その折には持てる最大限の手段を用いて、花道横の席を確保した。花道を見上げた時、多分自分は鰯みたいな顔をしていた。

助六は面白い。ものすごくかっこよくて美しくて贅沢なのに内容はほぼコントだ。揚巻の、限界まで盛りに盛った出で立ちも、助六の「俺はモテる」と言うために花道を行きつ戻りつする登場も、出落ちと言えば出落ちだ。しかし出落ちにならないぐらい最後まで盛り続けた上に急転回をして呆気に取られているうちに終わる。夢だ。

七之助の揚巻は、衣装負けしない存在感があったのでよかった。
いつか勘九郎の助六で、という日も来るんではないかと想いを馳せ、とりあえずドキュメントを見て秒で泣く。
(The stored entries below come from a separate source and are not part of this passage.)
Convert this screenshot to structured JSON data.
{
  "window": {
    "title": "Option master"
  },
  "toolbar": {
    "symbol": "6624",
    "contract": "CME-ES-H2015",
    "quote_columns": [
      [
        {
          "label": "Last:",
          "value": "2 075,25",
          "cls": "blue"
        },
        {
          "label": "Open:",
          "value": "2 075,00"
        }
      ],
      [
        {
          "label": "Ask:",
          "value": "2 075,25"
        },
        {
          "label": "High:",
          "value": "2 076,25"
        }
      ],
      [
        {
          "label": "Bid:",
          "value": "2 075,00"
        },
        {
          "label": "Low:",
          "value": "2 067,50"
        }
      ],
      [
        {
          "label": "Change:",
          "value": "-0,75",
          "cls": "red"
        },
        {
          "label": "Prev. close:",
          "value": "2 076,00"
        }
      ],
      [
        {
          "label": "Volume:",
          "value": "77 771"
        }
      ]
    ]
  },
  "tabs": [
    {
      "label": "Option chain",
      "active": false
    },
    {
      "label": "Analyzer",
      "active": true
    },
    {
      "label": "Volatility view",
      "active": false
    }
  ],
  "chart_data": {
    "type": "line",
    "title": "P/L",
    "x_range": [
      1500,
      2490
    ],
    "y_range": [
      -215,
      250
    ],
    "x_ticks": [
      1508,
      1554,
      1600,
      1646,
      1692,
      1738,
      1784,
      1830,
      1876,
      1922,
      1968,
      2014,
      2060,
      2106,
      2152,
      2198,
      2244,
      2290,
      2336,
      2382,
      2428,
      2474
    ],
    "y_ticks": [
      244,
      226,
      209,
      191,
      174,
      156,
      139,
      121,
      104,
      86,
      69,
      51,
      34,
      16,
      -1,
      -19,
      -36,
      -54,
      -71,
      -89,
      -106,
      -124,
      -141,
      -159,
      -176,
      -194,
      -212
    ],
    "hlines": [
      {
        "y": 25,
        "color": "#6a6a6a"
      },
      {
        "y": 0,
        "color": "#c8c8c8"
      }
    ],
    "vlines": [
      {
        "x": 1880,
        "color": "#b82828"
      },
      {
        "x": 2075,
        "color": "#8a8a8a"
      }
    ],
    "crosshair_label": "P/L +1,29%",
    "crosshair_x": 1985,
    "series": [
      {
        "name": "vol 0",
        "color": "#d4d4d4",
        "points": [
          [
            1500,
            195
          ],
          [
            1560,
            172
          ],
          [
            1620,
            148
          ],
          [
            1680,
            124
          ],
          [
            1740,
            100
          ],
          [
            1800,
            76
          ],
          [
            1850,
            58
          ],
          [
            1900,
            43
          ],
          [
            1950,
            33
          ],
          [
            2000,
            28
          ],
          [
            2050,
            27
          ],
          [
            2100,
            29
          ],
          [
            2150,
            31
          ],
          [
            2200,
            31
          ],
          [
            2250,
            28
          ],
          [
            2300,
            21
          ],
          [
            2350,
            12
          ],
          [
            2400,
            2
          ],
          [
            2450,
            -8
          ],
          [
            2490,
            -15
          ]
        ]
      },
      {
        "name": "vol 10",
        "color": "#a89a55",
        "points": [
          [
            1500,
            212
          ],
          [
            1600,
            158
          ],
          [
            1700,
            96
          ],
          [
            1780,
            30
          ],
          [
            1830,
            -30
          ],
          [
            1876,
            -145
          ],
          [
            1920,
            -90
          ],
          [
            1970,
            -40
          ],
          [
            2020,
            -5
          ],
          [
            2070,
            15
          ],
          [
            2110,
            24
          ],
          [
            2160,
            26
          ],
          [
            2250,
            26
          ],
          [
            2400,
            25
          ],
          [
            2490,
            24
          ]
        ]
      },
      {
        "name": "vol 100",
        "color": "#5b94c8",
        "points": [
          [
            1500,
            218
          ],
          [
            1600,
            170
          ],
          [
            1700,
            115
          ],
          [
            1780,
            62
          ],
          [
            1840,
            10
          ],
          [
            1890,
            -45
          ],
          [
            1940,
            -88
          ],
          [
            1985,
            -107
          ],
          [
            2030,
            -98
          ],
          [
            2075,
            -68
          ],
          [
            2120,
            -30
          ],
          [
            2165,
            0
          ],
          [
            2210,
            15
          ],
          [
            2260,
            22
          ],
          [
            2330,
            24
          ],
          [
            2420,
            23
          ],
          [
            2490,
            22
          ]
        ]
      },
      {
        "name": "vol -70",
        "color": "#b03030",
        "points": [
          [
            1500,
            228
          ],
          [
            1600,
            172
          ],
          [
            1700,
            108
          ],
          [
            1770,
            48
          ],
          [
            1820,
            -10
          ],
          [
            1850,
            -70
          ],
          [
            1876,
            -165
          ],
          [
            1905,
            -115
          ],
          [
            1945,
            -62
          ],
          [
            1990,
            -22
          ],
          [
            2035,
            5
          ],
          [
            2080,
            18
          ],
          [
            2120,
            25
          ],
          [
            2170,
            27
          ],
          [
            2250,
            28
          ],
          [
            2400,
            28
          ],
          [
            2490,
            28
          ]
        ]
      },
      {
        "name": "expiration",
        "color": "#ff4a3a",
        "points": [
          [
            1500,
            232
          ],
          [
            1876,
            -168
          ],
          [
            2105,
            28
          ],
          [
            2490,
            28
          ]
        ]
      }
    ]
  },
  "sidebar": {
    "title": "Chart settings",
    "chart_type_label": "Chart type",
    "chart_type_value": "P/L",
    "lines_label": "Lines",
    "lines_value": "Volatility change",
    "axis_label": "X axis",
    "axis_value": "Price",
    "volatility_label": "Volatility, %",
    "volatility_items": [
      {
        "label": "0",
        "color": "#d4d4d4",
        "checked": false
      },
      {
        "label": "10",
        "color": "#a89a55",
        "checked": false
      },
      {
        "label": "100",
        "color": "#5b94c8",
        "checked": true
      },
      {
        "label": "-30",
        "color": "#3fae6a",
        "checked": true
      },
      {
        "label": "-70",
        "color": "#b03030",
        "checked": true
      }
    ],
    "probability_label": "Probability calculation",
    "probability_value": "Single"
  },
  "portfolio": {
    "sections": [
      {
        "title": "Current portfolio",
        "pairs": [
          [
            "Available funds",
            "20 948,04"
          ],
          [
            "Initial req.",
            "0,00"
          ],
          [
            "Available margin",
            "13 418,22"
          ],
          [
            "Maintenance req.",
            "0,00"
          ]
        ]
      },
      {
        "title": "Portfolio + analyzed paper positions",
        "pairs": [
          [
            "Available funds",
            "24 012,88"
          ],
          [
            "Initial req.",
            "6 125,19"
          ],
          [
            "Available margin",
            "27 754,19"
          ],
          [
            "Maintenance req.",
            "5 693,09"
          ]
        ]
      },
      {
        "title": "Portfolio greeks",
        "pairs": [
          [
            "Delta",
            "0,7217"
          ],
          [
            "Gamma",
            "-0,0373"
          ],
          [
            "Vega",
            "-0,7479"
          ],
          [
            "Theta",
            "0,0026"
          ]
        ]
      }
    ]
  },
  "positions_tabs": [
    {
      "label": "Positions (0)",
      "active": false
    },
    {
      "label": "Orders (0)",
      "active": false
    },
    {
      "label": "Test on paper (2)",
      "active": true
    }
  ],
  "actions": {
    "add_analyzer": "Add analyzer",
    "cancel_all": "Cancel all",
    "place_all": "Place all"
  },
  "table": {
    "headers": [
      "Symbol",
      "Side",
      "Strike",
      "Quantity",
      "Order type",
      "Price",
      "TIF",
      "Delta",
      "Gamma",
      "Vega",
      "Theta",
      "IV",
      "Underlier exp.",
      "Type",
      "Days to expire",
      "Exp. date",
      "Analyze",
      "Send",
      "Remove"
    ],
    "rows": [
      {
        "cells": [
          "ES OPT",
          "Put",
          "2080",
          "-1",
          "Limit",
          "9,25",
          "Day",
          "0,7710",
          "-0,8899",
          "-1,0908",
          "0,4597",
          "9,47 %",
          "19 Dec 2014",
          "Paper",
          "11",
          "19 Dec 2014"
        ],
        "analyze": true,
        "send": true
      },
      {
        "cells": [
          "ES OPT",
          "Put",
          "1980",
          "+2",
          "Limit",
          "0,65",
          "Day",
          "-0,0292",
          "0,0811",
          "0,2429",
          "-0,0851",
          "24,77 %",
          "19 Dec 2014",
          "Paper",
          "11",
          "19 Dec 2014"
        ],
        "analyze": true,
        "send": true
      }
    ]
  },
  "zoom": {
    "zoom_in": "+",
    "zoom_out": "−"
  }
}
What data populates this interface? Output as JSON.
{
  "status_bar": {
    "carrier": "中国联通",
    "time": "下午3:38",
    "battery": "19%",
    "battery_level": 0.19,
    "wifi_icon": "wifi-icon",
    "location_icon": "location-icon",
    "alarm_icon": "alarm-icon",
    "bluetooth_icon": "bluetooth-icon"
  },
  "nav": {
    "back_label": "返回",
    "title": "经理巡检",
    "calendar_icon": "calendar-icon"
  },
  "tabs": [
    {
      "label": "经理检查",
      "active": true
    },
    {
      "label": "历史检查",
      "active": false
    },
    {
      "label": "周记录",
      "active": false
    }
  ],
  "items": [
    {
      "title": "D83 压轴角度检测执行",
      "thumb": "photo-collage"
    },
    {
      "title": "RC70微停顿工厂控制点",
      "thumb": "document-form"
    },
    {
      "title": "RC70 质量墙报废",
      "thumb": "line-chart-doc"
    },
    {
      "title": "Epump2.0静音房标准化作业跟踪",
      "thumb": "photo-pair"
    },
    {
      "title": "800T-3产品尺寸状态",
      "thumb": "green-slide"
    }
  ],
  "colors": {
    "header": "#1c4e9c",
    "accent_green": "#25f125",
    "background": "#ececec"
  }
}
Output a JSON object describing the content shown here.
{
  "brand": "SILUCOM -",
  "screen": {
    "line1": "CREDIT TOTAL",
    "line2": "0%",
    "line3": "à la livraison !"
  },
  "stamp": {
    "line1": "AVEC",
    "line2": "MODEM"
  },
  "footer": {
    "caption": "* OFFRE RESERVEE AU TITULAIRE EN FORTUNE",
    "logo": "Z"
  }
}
しかし歌舞伎の衣装は、思いもよらない配色や柄で、でもそれが下品じゃなくて綺麗なのがすごい。花街の人とかではない、世話物の一般市民なんかでも赤の格子柄とか、はっきりした色の衣装を身につけていたりする。衣装だから舞台映えするものにはしてるだろうけど、例えば寺社仏閣とかが昔とても彩り鮮やかだったみたいに、江戸時代の町人は印象が色あせているだけで、実は意外に派手な格好をしていたんではなかろうかとも思える。

着物の事実はわからないけど、舞台衣装がちゃちだったり色が地味で汚かったりすると、なんかがっかりしてしまう。